NoMAD was designed to be as simple as possible to deploy into any organization regardless of size. As such, and to accommodate a variety of different organizational needs, you can deploy NoMAD in a number of ways. No way is any more “correct” than others.
Stand Alone Application
At the most base level, you can deploy NoMAD as a stand-alone application to your users. It does not need admin authorization to run, nor does it need to be in any particular location on the user’s Mac. The only required preference to set is the AD Domain. If the machine is bound to an AD domain, the user won’t even be prompted for the domain as it will be pulled from the dsconfigad settings instead.
For many smaller environments this may be all that’s required for a deployment. Although to make NoMAD more useful it should be set to a Login Item in the user’s System Preferences or via a Launch Agent most likely supplied by an admin.

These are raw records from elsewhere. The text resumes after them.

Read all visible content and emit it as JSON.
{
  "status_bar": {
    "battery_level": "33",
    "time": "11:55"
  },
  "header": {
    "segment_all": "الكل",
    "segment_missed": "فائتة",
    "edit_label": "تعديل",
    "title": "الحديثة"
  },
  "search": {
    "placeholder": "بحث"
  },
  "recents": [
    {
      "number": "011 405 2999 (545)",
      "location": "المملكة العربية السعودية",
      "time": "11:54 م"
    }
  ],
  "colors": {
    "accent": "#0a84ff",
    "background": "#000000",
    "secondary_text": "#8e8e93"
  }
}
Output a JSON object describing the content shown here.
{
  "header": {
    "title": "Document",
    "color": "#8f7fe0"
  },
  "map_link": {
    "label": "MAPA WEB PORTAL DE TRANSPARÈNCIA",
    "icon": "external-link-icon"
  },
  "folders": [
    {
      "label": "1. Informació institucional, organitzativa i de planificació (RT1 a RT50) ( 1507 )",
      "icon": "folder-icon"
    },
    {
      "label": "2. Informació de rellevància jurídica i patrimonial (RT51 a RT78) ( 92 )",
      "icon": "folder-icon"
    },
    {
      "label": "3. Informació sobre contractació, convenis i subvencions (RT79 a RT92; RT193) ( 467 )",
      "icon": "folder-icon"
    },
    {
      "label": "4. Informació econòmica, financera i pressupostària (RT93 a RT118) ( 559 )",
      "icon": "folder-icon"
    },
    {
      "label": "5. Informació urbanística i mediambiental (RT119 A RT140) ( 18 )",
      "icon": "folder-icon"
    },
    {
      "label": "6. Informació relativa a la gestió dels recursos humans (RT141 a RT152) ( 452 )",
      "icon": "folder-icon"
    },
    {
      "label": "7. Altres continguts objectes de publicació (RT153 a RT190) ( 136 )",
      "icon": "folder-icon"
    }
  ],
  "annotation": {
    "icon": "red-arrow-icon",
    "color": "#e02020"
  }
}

For the more adventurous admins you could edit the DefaultPreferences.plist within the NoMAD application bundle as many preferences will default to values contained in that plist. However, this will break the application’s signature and will require it to be re-signed. While this isn’t a complicated process it does require a developer account with Apple.
The next step up from just handing out the .app is to put the application into a package installer. There is one on the NoMAD web page that will install NoMAD into the /Applications folder, however, keep in mind that this will require admin privileges.
It’s imminently feasible to create your own package installer that could either a) lay down a default preferences file in /Library/Preferences/com.trusourcelabs.NoMAD.plist or in the user’s Preferences folder. Additionally you could use a post-install script to use the defaults command to write out individual keys.
Note that NoMAD will pull from a preferences file in /Library/Preferences and then combine that with user-defined preferences.
If you are installing NoMAD in the /Applications folder, you can also install a Launch Agent for the users that will launch NoMAD on user log in. In addition you could install a configuration profile at the same time.
NoMAD will respect preference keys from a configuration profile. You can create one of these by hand, although not advised, or via a number of tools such as Apple’s Profile Manager application, part of Apple’s Server application on the Mac App Store, or 3rd party MDM solutions. A configuration profile will typically be in a binary format and signed to ensure it’s validity.
Here’s an example plaintext payload:
<?xml version="1.0" encoding="UTF-8"?>
<!DOCTYPE plist PUBLIC "-//Apple//DTD PLIST 1.0//EN" "http://www.apple.com/DTDs/PropertyList-1.0.dtd">
If you have an existing management solution you can easily push both the NoMAD package and the preferences from most management solutions. This is probably the easiest deployment method for larger organizations.
Within the management system you can specify a preferences domain to control. In this case NoMAD’s preference domain is com.trusourcelabs.NoMAD. Then add keys and values that you want to manage.